Selon le Dr. Jean Bruno Kolela, médecin au « Centre de santé partage vie » à Matete/Debonhomme, la plus grande conséquence à craindre suite au manque prolongé d’eau, est sans doute la déshydratation. Car, si on n’intervient pas rapidement par voie de réhydratation, la personne entrée en choc hypovolémique tend sûrement vers la mort. Mais du point de vue alimentation, si les gens ne sont pas suffisamment prévenus, l’eau non potable recueillie dans des puits et consommée sans être traitée, peut créer des risques gastro-entériques. Par ailleurs, les légumes globalement consommés dans la capitale, lorsqu’ils ne sont pas suffisamment nettoyés, peuvent causer une toxi-infection alimentaire.
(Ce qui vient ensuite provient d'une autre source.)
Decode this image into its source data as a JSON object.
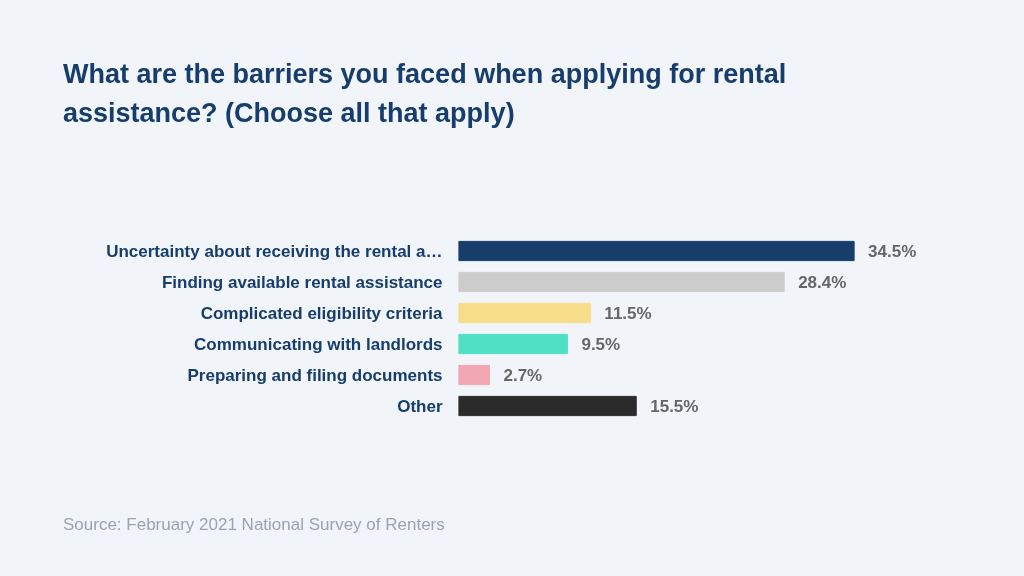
{
  "chart_data": {
    "type": "bar",
    "orientation": "horizontal",
    "title": "What are the barriers you faced when applying for rental assistance? (Choose all that apply)",
    "categories": [
      "Uncertainty about receiving the rental a…",
      "Finding available rental assistance",
      "Complicated eligibility criteria",
      "Communicating with landlords",
      "Preparing and filing documents",
      "Other"
    ],
    "values": [
      34.5,
      28.4,
      11.5,
      9.5,
      2.7,
      15.5
    ],
    "colors": [
      "#163d6b",
      "#cccccc",
      "#f7dc8a",
      "#4fe0c4",
      "#f2a7b5",
      "#2b2b2b"
    ],
    "value_labels": [
      "34.5%",
      "28.4%",
      "11.5%",
      "9.5%",
      "2.7%",
      "15.5%"
    ],
    "annotations": [
      "Source: February 2021 National Survey of Renters"
    ]
  }
}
Bref, avec la promiscuité que nous vivons à Kinshasa, il faut plus craindre toutes les maladies dites des mains sales ( dysenterie, amibiase, etc.).
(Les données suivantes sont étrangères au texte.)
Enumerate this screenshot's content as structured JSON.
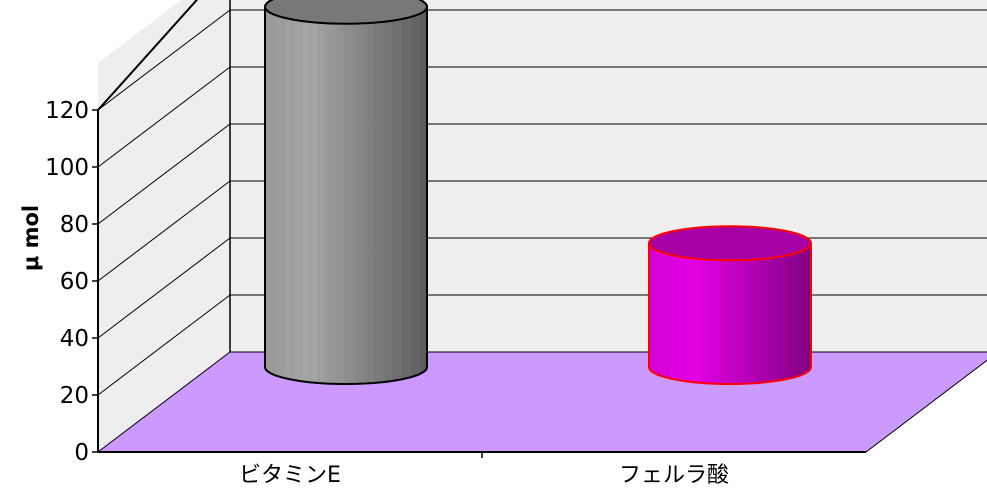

Parlant des besoins des institutions hospitalières, le médecin souligne que l’eau est d’une extrême importance, tant pour les soins médicaux, sur tout lors des interventions chirurgicales, l’entretien des installations sanitaires, que pour la restauration des malades et pour la lessive des tenues du personnel soignant et des patients.
Prévenir les maladies d’origine hydrique
Pour le Dr. Jean-Bruno Kolela, les maladies d’origine hydrique sont des maladies « de l’eau sale » causées par une eau qui a été contaminée par des déchets humains, animaux ou chimiques. Dans le monde entier, a-t-il poursuivi, le manque de stations d’épuration des eaux usées et d’eau salubre destinée à la boisson, à la cuisson des aliments et à l’hygiène, est responsable de plus de 12 millions de morts par an.
Elles englobent le choléra, la typhoïde, le shigella, a polio, la méningite et l’hépatite A et B. Les êtres humains et les animaux peuvent être les hôtes des bactéries, des virus et des protozoaires qui pausent ces maladies.
Dr. Jean-Bnuno Kolela reste persuadé que les maladies diarrhéiques, qui sont les principales maladies d’origine hydrique, sont prévalentes dans de nombreux pays où l’épuration des eaux usées est insuffisante.
L’amélioration de l’hygiène publique et l’approvisionnement en eau salubre, à son avis, sont les deux mesures nécessaires pour prévenir la plupart des maladies d’origine hydrique et les morts qui en résultent. À tout le moins, les solides doivent être retirés des eaux usées de telle façon que celles-ci soient moins contaminées. Ultime recommandation du médecin, il est important d’aménager en même temps un approvisionnement en eau salubre et de construire des installations d’hygiène appropriées.
L’approvisionnement en eau salubre et la fourniture d’installations d’assainissements réduisent considérablement la mortalité enfantine devait-il conclure.